Is the GLA45 better, more engaging and more satisfying to drive than the cars it shares its underpinnings with? Simply, no. The extra roll and body movements don’t unlock an extra layer involvement or playfulness; it just remains fast, grippy and secure – and ultimately not quite as capable as the hatchback A45 and four-door coupe CLA45.
Price and rivals
The AMG GLA45 starts at £46,875, a significant £5045 more than the A45 with the same engine, drivetrain, and power with very little extra space or practicality.
The absolute top of the range GLA is the Yellow Night Edition, costing £53,135 and equipped with extra wings and aero parts with yellow detailing, 20-inch wheels with yellow rims, keyless entry and black leather with yellow stitching.

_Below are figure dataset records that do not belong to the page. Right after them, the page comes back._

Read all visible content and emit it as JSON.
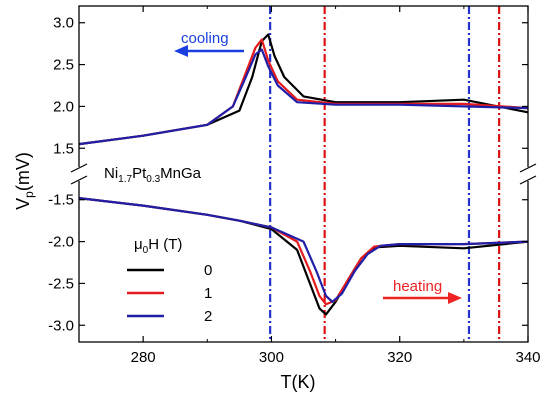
{
  "chart_data": {
    "type": "line",
    "xlabel": "T(K)",
    "ylabel": {
      "main": "V",
      "sub": "p",
      "unit": "(mV)"
    },
    "xlim": [
      270,
      340
    ],
    "xticks": [
      280,
      300,
      320,
      340
    ],
    "sample_label": {
      "parts": [
        "Ni",
        "1.7",
        "Pt",
        "0.3",
        "MnGa"
      ]
    },
    "legend": {
      "title": {
        "mu": "μ",
        "sub": "0",
        "rest": "H (T)"
      },
      "placement": "left-middle",
      "labels": [
        "0",
        "1",
        "2"
      ]
    },
    "annotations": {
      "cooling": "cooling",
      "heating": "heating"
    },
    "colors": {
      "black": "#000000",
      "red": "#e41a1c",
      "blue": "#1f1fa8",
      "arrow_blue": "#1a3fe0",
      "arrow_red": "#ee2222",
      "vline_blue": "#2233cc",
      "vline_red": "#dd1111"
    },
    "upper_panel": {
      "ylim": [
        1.3,
        3.2
      ],
      "yticks": [
        "1.5",
        "2.0",
        "2.5",
        "3.0"
      ],
      "yticks_values": [
        1.5,
        2.0,
        2.5,
        3.0
      ],
      "branch": "cooling",
      "series": [
        {
          "label": "0",
          "color": "black",
          "x": [
            270,
            280,
            290,
            295,
            297,
            298.5,
            299.5,
            300.5,
            302,
            305,
            310,
            320,
            330,
            340
          ],
          "y": [
            1.55,
            1.65,
            1.78,
            1.95,
            2.35,
            2.78,
            2.86,
            2.6,
            2.35,
            2.12,
            2.05,
            2.05,
            2.08,
            1.93
          ]
        },
        {
          "label": "1",
          "color": "red",
          "x": [
            270,
            280,
            290,
            294,
            296,
            297.5,
            298.5,
            299.5,
            301,
            304,
            310,
            320,
            330,
            340
          ],
          "y": [
            1.55,
            1.65,
            1.78,
            2.0,
            2.4,
            2.7,
            2.8,
            2.55,
            2.3,
            2.08,
            2.03,
            2.03,
            2.03,
            1.98
          ]
        },
        {
          "label": "2",
          "color": "blue",
          "x": [
            270,
            280,
            290,
            294,
            296,
            297.5,
            298.5,
            299.5,
            301,
            304,
            310,
            320,
            330,
            340
          ],
          "y": [
            1.55,
            1.65,
            1.78,
            2.0,
            2.35,
            2.62,
            2.68,
            2.48,
            2.25,
            2.05,
            2.02,
            2.02,
            2.0,
            1.98
          ]
        }
      ]
    },
    "lower_panel": {
      "ylim": [
        -3.2,
        -1.3
      ],
      "yticks": [
        "-1.5",
        "-2.0",
        "-2.5",
        "-3.0"
      ],
      "yticks_values": [
        -1.5,
        -2.0,
        -2.5,
        -3.0
      ],
      "branch": "heating",
      "series": [
        {
          "label": "0",
          "color": "black",
          "x": [
            270,
            280,
            290,
            295,
            300,
            304,
            306,
            307.5,
            308.5,
            310,
            312,
            314,
            316,
            320,
            330,
            340
          ],
          "y": [
            -1.48,
            -1.57,
            -1.68,
            -1.75,
            -1.85,
            -2.1,
            -2.5,
            -2.8,
            -2.87,
            -2.72,
            -2.45,
            -2.2,
            -2.07,
            -2.05,
            -2.08,
            -2.0
          ]
        },
        {
          "label": "1",
          "color": "red",
          "x": [
            270,
            280,
            290,
            295,
            300,
            304,
            306,
            307.5,
            308.5,
            310,
            312,
            314,
            316,
            320,
            330,
            340
          ],
          "y": [
            -1.48,
            -1.57,
            -1.68,
            -1.75,
            -1.83,
            -2.0,
            -2.35,
            -2.65,
            -2.75,
            -2.7,
            -2.45,
            -2.2,
            -2.06,
            -2.03,
            -2.03,
            -2.0
          ]
        },
        {
          "label": "2",
          "color": "blue",
          "x": [
            270,
            280,
            290,
            295,
            300,
            305,
            307,
            308.5,
            309.5,
            311,
            313,
            315,
            317,
            320,
            330,
            340
          ],
          "y": [
            -1.48,
            -1.57,
            -1.68,
            -1.75,
            -1.83,
            -2.0,
            -2.35,
            -2.65,
            -2.72,
            -2.62,
            -2.35,
            -2.15,
            -2.05,
            -2.03,
            -2.03,
            -2.0
          ]
        }
      ]
    },
    "vlines": [
      {
        "x": 299.8,
        "color": "blue"
      },
      {
        "x": 308.3,
        "color": "red"
      },
      {
        "x": 330.8,
        "color": "blue"
      },
      {
        "x": 335.5,
        "color": "red"
      }
    ]
  }
}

The GLA45’s main rival is the aforementioned Audi RS Q3. The Audi’s five-cylinder engine, although down on power compared to the Merc, is more pleasing to wring out thanks to the noise it emits. The exaggerated movements from its body also work the four-wheel drive system harder allow the driver to actually manipulate the RS Q3 around a corner. It really is fun to drive.
Porsche’s Macan S is a more capable and better quality car than the Audi, but it can’t match its exuberant character. It’s closer to the GLA in terms of philosophy, but the Porsche edges ahead as it’s bigger, is made from even more luxurious materials and has a pliant ride.